Os EUA "analisaram a opção da grande bomba e decidiram que não" , explica por e-mail Robert Standish Norris , membro sênior de política nuclear da Federação de Cientistas Americanos. Teoricamente, ele diz, "não há limite para o tamanho de uma bomba de hidrogênio. Se alguma vez usada [Tsar Bomba] claramente mataria muito mais pessoas. A precisão se tornou uma opção e, se você melhorá-la pela metade, poderá reduzir o rendimento por um fator de oito. Foi o que fizemos e os soviéticos seguiram."
"Todo mundo entendeu que é grande demais para ser uma arma prática", explica Pavel Podvig em um e-mail. Ele é um analista de armas nucleares de longa data que trabalhou com as Nações Unidas e programas de estudos de segurança nacional nas universidades de Princeton e Stanford e opera o site Russianforces.org . "Do ponto de vista do poder destrutivo, é mais eficiente usar várias armas menores do que uma grande."
A Tsar Bomba acabou sendo uma curiosidade macabra da era nuclear. "Nenhum dispositivo adicional desse tipo foi construído", diz Podvig.
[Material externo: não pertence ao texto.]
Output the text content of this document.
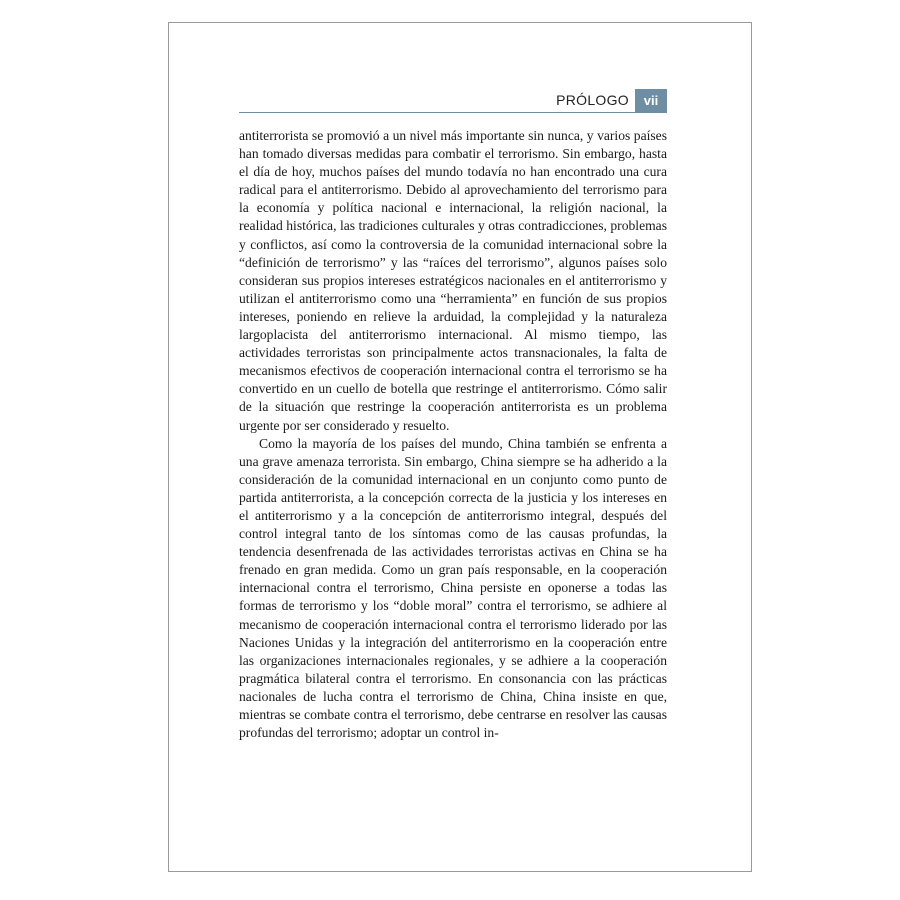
PRÓLOGO	vii

antiterrorista se promovió a un nivel más importante sin nunca, y varios países han tomado diversas medidas para combatir el terrorismo. Sin embargo, hasta el día de hoy, muchos países del mundo todavía no han encontrado una cura radical para el antiterrorismo. Debido al aprovechamiento del terrorismo para la economía y política nacional e internacional, la religión nacional, la realidad histórica, las tradiciones culturales y otras contradicciones, problemas y conflictos, así como la controversia de la comunidad internacional sobre la “definición de terrorismo” y las “raíces del terrorismo”, algunos países solo consideran sus propios intereses estratégicos nacionales en el antiterrorismo y utilizan el antiterrorismo como una “herramienta” en función de sus propios intereses, poniendo en relieve la arduidad, la complejidad y la naturaleza largoplacista del antiterrorismo internacional. Al mismo tiempo, las actividades terroristas son principalmente actos transnacionales, la falta de mecanismos efectivos de cooperación internacional contra el terrorismo se ha convertido en un cuello de botella que restringe el antiterrorismo. Cómo salir de la situación que restringe la cooperación antiterrorista es un problema urgente por ser considerado y resuelto.

Como la mayoría de los países del mundo, China también se enfrenta a una grave amenaza terrorista. Sin embargo, China siempre se ha adherido a la consideración de la comunidad internacional en un conjunto como punto de partida antiterrorista, a la concepción correcta de la justicia y los intereses en el antiterrorismo y a la concepción de antiterrorismo integral, después del control integral tanto de los síntomas como de las causas profundas, la tendencia desenfrenada de las actividades terroristas activas en China se ha frenado en gran medida. Como un gran país responsable, en la cooperación internacional contra el terrorismo, China persiste en oponerse a todas las formas de terrorismo y los “doble moral” contra el terrorismo, se adhiere al mecanismo de cooperación internacional contra el terrorismo liderado por las Naciones Unidas y la integración del antiterrorismo en la cooperación entre las organizaciones internacionales regionales, y se adhiere a la cooperación pragmática bilateral contra el terrorismo. En consonancia con las prácticas nacionales de lucha contra el terrorismo de China, China insiste en que, mientras se combate contra el terrorismo, debe centrarse en resolver las causas profundas del terrorismo; adoptar un control in-
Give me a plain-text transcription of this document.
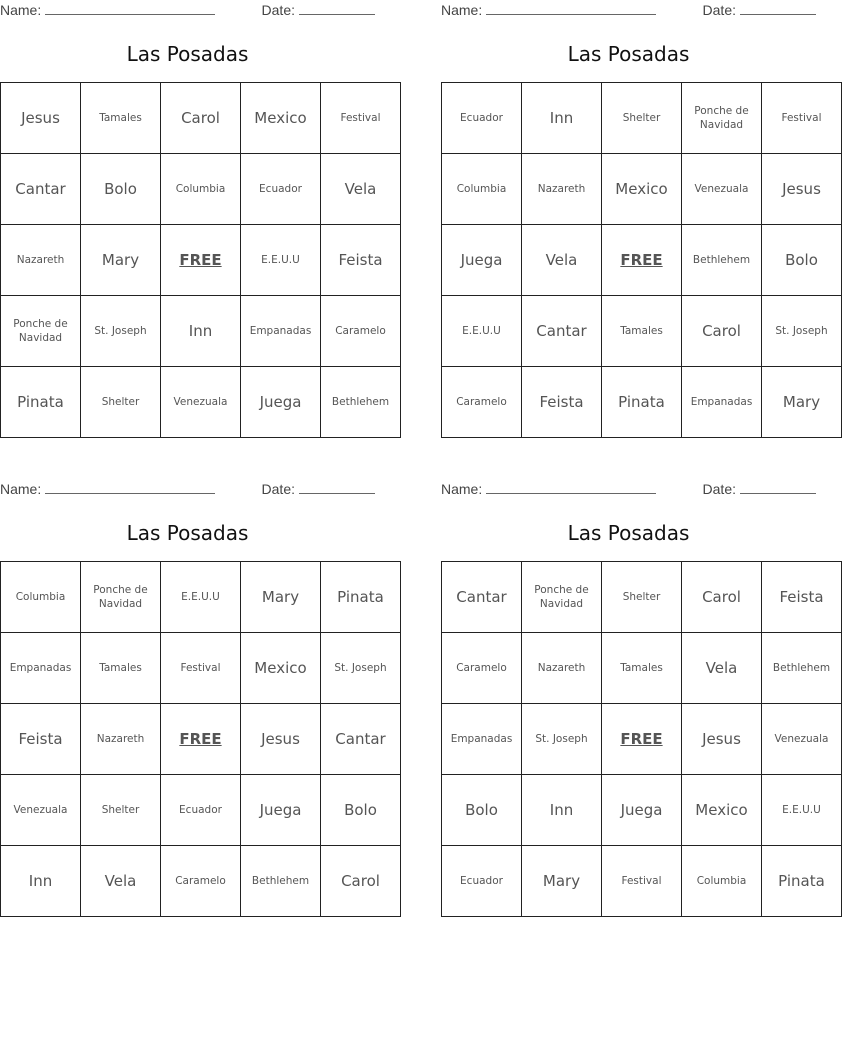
Name:	Date:
Las Posadas
Jesus	Tamales	Carol	Mexico	Festival
Cantar	Bolo	Columbia	Ecuador	Vela
Nazareth	Mary	FREE	E.E.U.U	Feista
Ponche de Navidad	St. Joseph	Inn	Empanadas	Caramelo
Pinata	Shelter	Venezuala	Juega	Bethlehem
Name:	Date:
Las Posadas
Ecuador	Inn	Shelter	Ponche de Navidad	Festival
Columbia	Nazareth	Mexico	Venezuala	Jesus
Juega	Vela	FREE	Bethlehem	Bolo
E.E.U.U	Cantar	Tamales	Carol	St. Joseph
Caramelo	Feista	Pinata	Empanadas	Mary
Name:	Date:
Las Posadas
Columbia	Ponche de Navidad	E.E.U.U	Mary	Pinata
Empanadas	Tamales	Festival	Mexico	St. Joseph
Feista	Nazareth	FREE	Jesus	Cantar
Venezuala	Shelter	Ecuador	Juega	Bolo
Inn	Vela	Caramelo	Bethlehem	Carol
Name:	Date:
Las Posadas
Cantar	Ponche de Navidad	Shelter	Carol	Feista
Caramelo	Nazareth	Tamales	Vela	Bethlehem
Empanadas	St. Joseph	FREE	Jesus	Venezuala
Bolo	Inn	Juega	Mexico	E.E.U.U
Ecuador	Mary	Festival	Columbia	Pinata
Em vez disso, a URSS foi em uma direção diferente. Alguns anos após o teste da Tsar Bomba, os projetistas de mísseis soviéticos alcançaram um grande avanço com combustível líquido, abrindo caminho para a produção de mísseis estratégicos que poderiam ser mantidos prontos para lançamento por longos períodos e escondidos em silos protegidos.
"Por volta de 1964-65, a União Soviética voltou-se decisivamente para uma ênfase em ICBMs [mísseis balísticos intercontinentais, que podem transportar várias ogivas, cada uma das quais atingirá um alvo diferente], que normalmente totalizava cerca de 60-65 por cento de sua força estratégica. até meados da década de 1990, quando caiu para cerca de 50%", explica Sokov. Na década de 1970, apenas 5% do arsenal nuclear soviético estava na forma de bombas que podiam ser lançadas por aeronaves.
Agora isso é girar
Os soviéticos informaram os EUA de antemão de sua intenção de testar uma bomba nuclear de 50 megatons. Em um discurso apenas uma semana antes da explosão, o vice-secretário de Defesa dos EUA, Roswell Gilpatric, sugeriu que a bomba não pretendia intimidar os EUA, mas enviar uma mensagem à China, aliada inquieto da União Soviética. "Talvez esta seja também a resposta da União Soviética à voz discordante de seu populoso vizinho ao sul", disse ele.